The type of exercise we do is determined by what phase we are in. The intensity of the exercise will vary from class to class. We have Light, Medium, and Heavy days. These phrases describe the quality of the exercises we are going to do, as opposed to the amount of exercise we will do.

It’s easier to explain the difference with weights. If I’m doing a bench press, on a heavy day I will lift my heaviest possible weight. Let’s say I can bench 250lbs. On a heavy day, I will try to lift 250lbs two or three times. I’ll probably have to rest for a few moments after each single lift. So, if I lift the weight three times, I might be ten or fifteen minutes doing my workout. I will have lifted a total of 750lbs during my workout.

On a medium day, I will lift 215lbs. It’s easier for me to lift, so I can lift the weight more often. Let’s say I can manage six lifts…I can do two in a row before resting. In my workout I will have lifted 1275lbs total. On a light day, I drop to 175lbs. To keep the math simple, we’ll say I can lift that ten times for a total of 1750lbs. Maybe I lift five times in a row for the first set, three for the second, and two for the last. The total amount lifted in a light workout is 1000lbs over the weight lifted in a heavy workout. And it’s still just a ten or fifteen minute workout.

As intensity goes down, volume goes up. Which is why when I say we are having a “light” workout, you are probably going to sweat and breath heavier than you would during a “heavy” workout. You will be moving more and doing more in the same time, but each exercise will be less difficult than during the more intense phase. We go through the different phases with the idea that each time we repeat a phase, we will be lifting a heavier weight for each exercise. Over time our volume will go up through a combination of heavier weight and more reps. In at least my opinion, athleticism increases as the ability to handle more volume increases.

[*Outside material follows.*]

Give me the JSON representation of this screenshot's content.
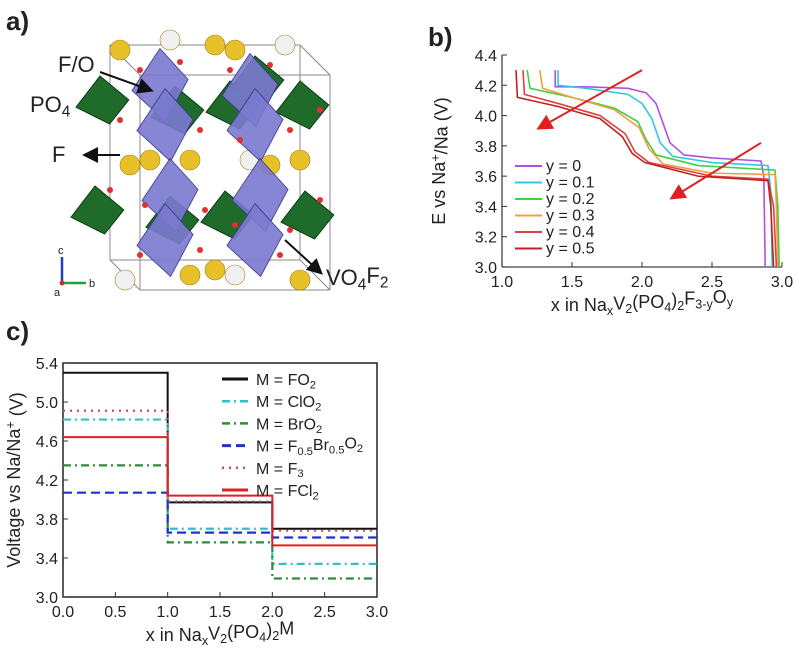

Why don’t we just go for lighter weights and more volume all the time? Because your muscles respond better to more challenging work. The more intense the effort required for a single action, the more effort your body puts into adapting to that action. If we do just intense single actions though…Our body may break down under the strain. We’ll get sick and injured from the metabolic toll. So we mix it up. Do the hard work for a bit, then some lighter work. We keep changing in a rhythm calculated to get the best overall response from our body.

Our training cycle is based on three days of exercise a week. Most students just take one day of classes a week (Monday being the most popular choice.) The training calendar is set up so that a Monday student will get a blend a LMH workouts appropriate to each phase. Following this, each week has it’s own intensity, which mostly follows the Monday rating. A Light week will have three workouts, and each workout in sequence will be light, medium, and light. If it’s a Heavy week, they might be medium, heavy, medium.

Our technical martial arts training (boxing, wrestling and fencing) is scheduled to match these workouts and complement them. A light workout might have a heavy wrestling class following it. Or a heavy workout might be followed by a intense bouting drill with swords. It’s all been planned and scheduled ahead of time, with room to tweak if the overall class development calls for it.

For the sport science geeks out there, the actual program is close to MxS, Hyper, P/E and Agility with a wave progression for a power sport, and I choose wave over linear as I’ve consistently seen better results from it with our type of training.